**Chapter 3: Mengubah Rasa Takut Menjadi Cinta**
---
Arya duduk di meja kerjanya, menatap secangkir kopi yang hampir habis. Sudah berminggu-minggu sejak insiden malam itu di taman, dan sejak itu, Maya tidak pernah menghubunginya. Arya mencoba bersikap biasa, mengalihkan perhatian dengan bekerja lebih keras di agensinya, tetapi hatinya selalu tertuju pada Maya. Apakah Maya sedang baik-baik saja? Apakah ia terlalu memaksa? Pertanyaan-pertanyaan ini terus berputar di pikirannya.
Meskipun begitu, Arya tidak menyerah. Ia tidak lagi berusaha menghubungi Maya setiap hari, tetapi ia ingin Maya tahu bahwa ia tetap peduli. Setiap kali ia mendengar Maya sedang sibuk dengan proyek baru, Arya akan mengirimkan secangkir kopi favoritnya melalui layanan pengantaran, atau seikat bunga dengan pesan singkat yang berisi kutipan dari buku-buku favorit Maya. Dia tidak menuntut balasan, tidak mengharapkan apa pun, kecuali bahwa Maya tahu dia masih ada, masih menunggu.
"Untuk hari yang melelahkan dan pikiran yang butuh penyegaran, semoga secangkir kopi ini bisa sedikit meringankan bebanmu. Tetap semangat, Maya." Begitu bunyi pesan singkat yang ia kirimkan bersama sekotak kopi cappuccino, salah satu favorit Maya.
Dan meskipun Maya jarang membalas pesan-pesan itu, Arya bisa merasakan perubahan kecil pada respons Maya.

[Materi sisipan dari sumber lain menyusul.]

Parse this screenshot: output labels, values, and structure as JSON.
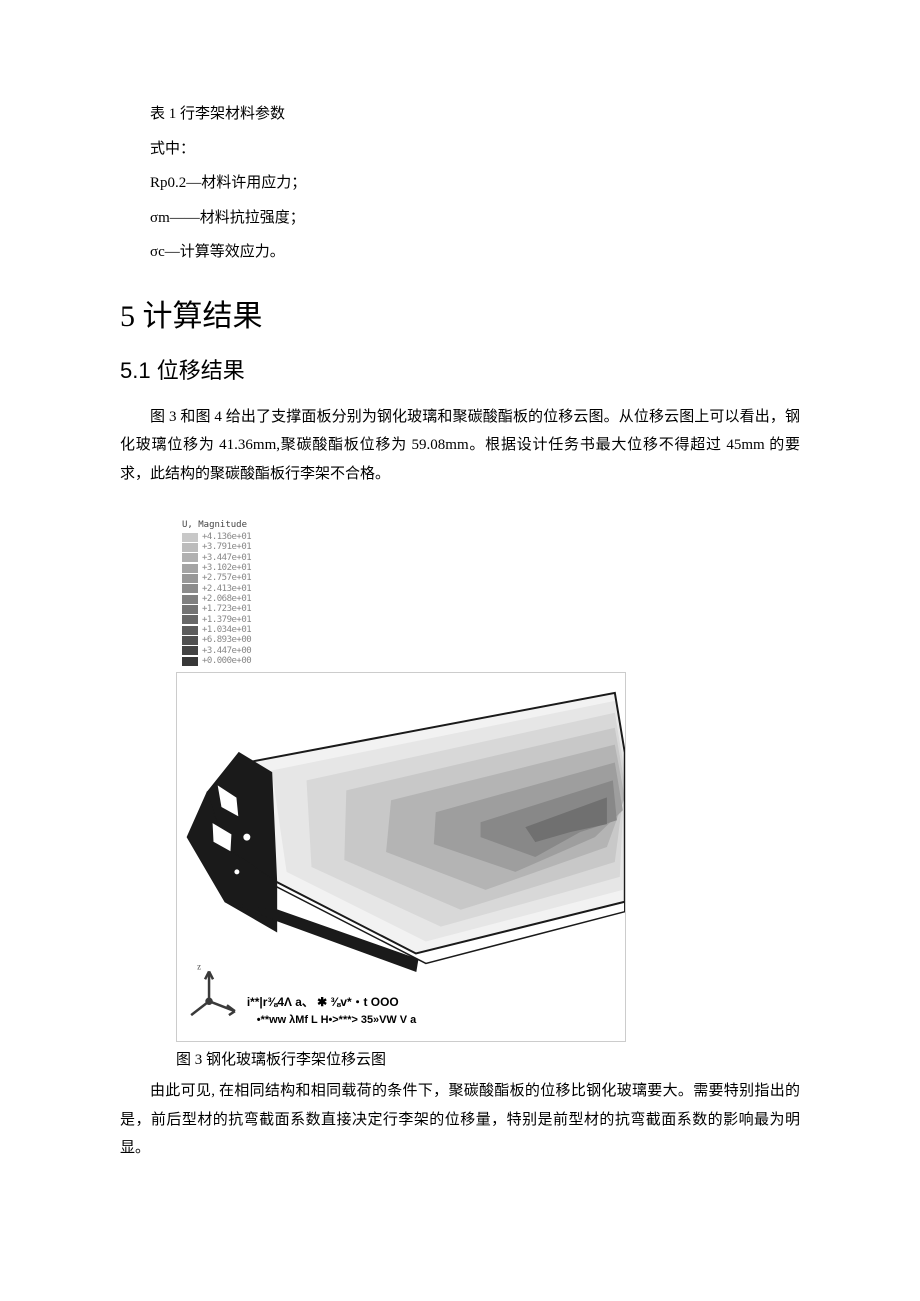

Maya tidak lagi sepenuhnya mengabaikan Arya. Kadang-kadang, Maya akan membalas dengan ucapan terima kasih, atau sebuah emotikon senyum, dan meskipun itu terasa seperti isyarat kecil, bagi Arya itu berarti banyak. Itu adalah tanda bahwa Maya mulai menerima keberadaannya.
---
Suatu hari, di tengah rutinitasnya yang padat, Arya menerima sebuah pesan dari Maya. Pesan yang tak ia duga akan datang.
"Arya, bisakah kita bertemu? Ada sesuatu yang ingin aku bicarakan."
Jantung Arya berdebar kencang saat membaca pesan itu. Ia tak tahu apa yang akan dibicarakan Maya, tetapi ia merasa ini adalah kesempatan yang telah ia tunggu-tunggu. Mereka sepakat untuk bertemu di sebuah kafe kecil di kawasan Kemang, tempat yang tenang dan nyaman, jauh dari hiruk-pikuk kota.